Day 1 of the next 13 years of school is set to begin tomorrow. School supplies have been purchased, clothes gone through and weeded out, new haircuts... so many changes.
I've been so busy that I haven't really slowed down enough to think about what it really means. I haven't done the "Oh crud, I have a child. I have a child and she's about to start SCHOOL." thing yet. I'm sure if I did slow down it would hit me with full force and I'd lose it and start crying uncontrollably.
Luckily, there's been tuition and picnics and meeting teachers and immunizations. There's been rearranging her bedroom (again!) and shopping and schedule changes for daycare.
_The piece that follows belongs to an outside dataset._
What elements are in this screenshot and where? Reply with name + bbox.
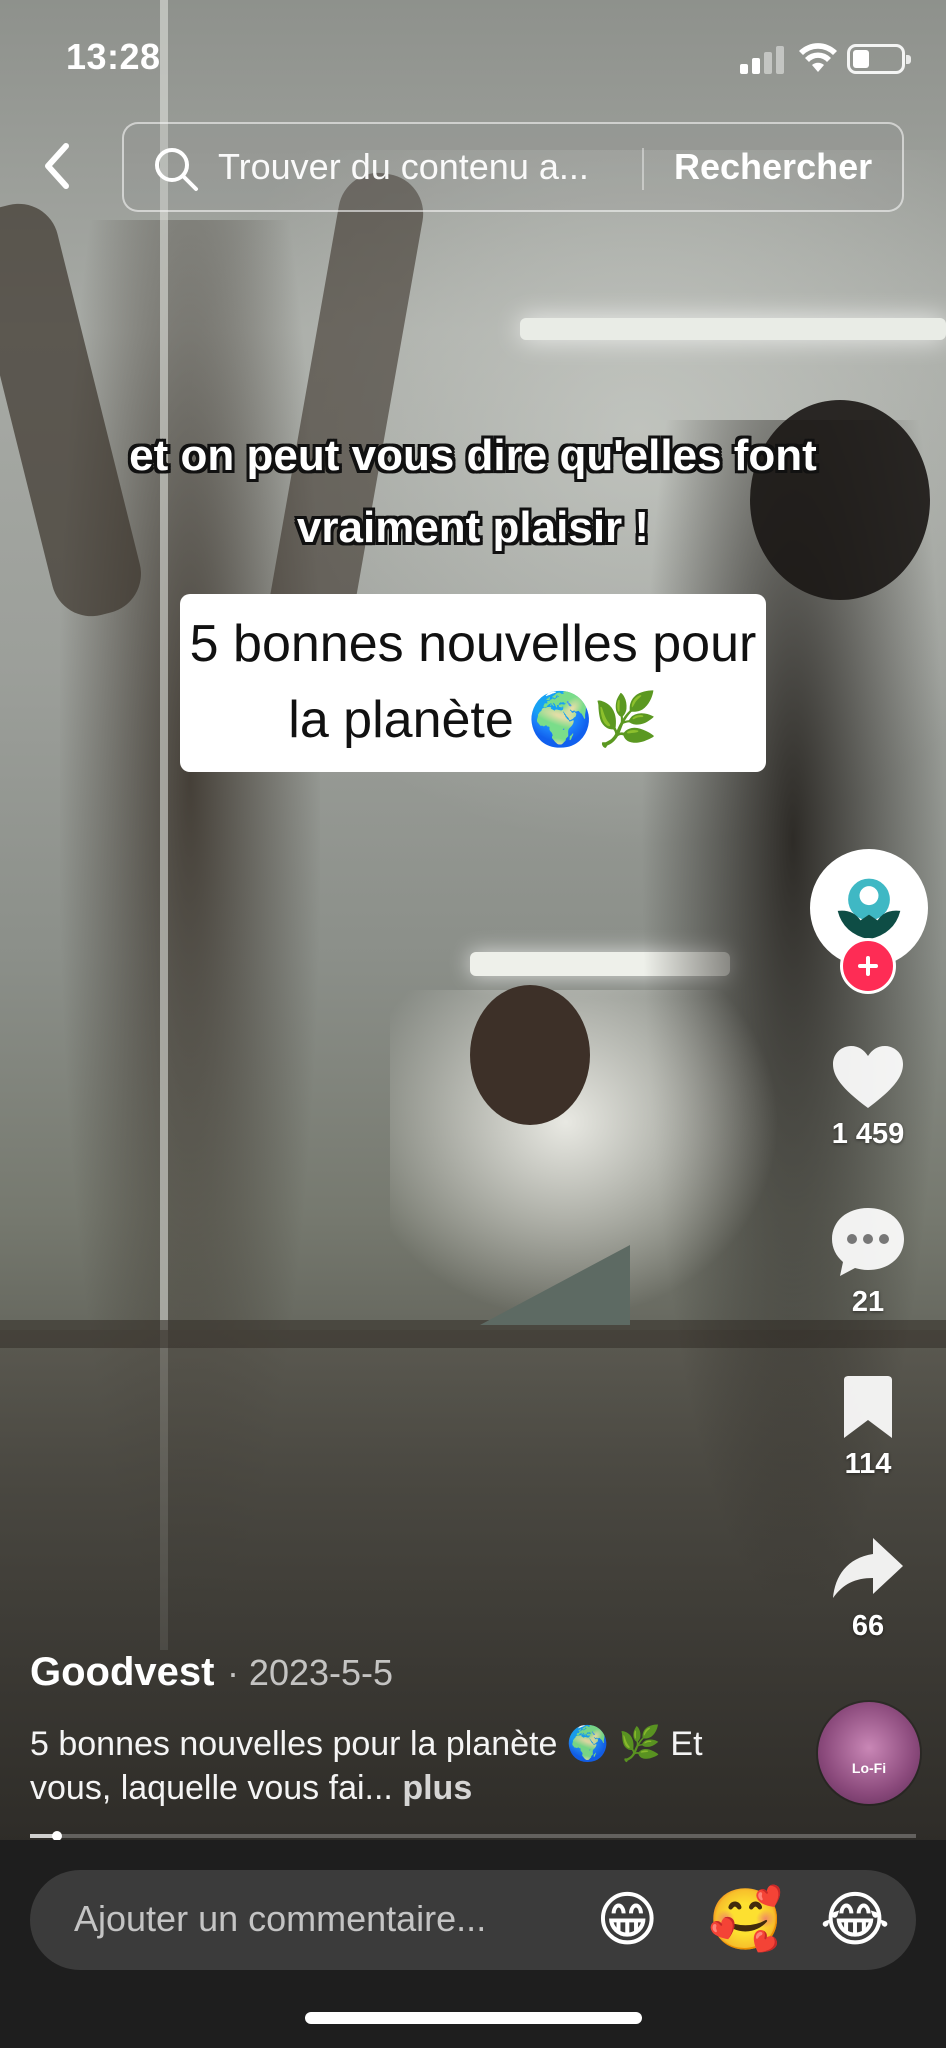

There's been forms to fill out, websites to log onto, calendars to ready.
It has been INSANE! Somewhere in my head, I thought it would be easy to sign her up for Preschool. I was wrong. This is simply a precursor to each year of school, I think. Each year, a repeat of the past.
So, no crying yet.
The whole thing reminds me of Short Person's first birthday party. Busy planning, busy decorating, busy getting things ready. Then, so many people and things to do... right up to that break where everyone sings happy birthday. I sat there singing and it hit me... I was singing... to my baby... who was now 1 year old. Wow.
In her baby book, there is a sealed envelope on the birthday cake page. I can't remember the exact words, but it relates the story I just mentioned above-- only it includes her dad and how close to tears he was; how he had to stop and think about something else because that same sense of surrealness struck him. It ends, "Never believe for one second you weren't wanted."
Tomorrow is orientation. It lasts for 1/2 hour. We get to drop off supplies and see her classroom and find her locker. At 3pm, we get to go and get a Hep A shot. The only (last) shot she needs for Preschool. My little trooper is going for 4 shots. After those, then she only needs 1 or 2 more for kindergarten-- which means she can wait an entire year to get them, and she's all for waiting a LONG, LONG time. (lol)
Wednesday, is orientation day for some of her other classmates.
Then, Thursday, she has her first full day. And I'm sure, somewhere in that pause, I'll lose it. I'll pause to think about the fact that I have a child... and she's starting school... and how not ready I am for that last piece of innocence to be lost in a world of learning.
For now, I'm going to go and sleep in the floor of her bedroom and see if eventually she'll sleep through the night in her own bed.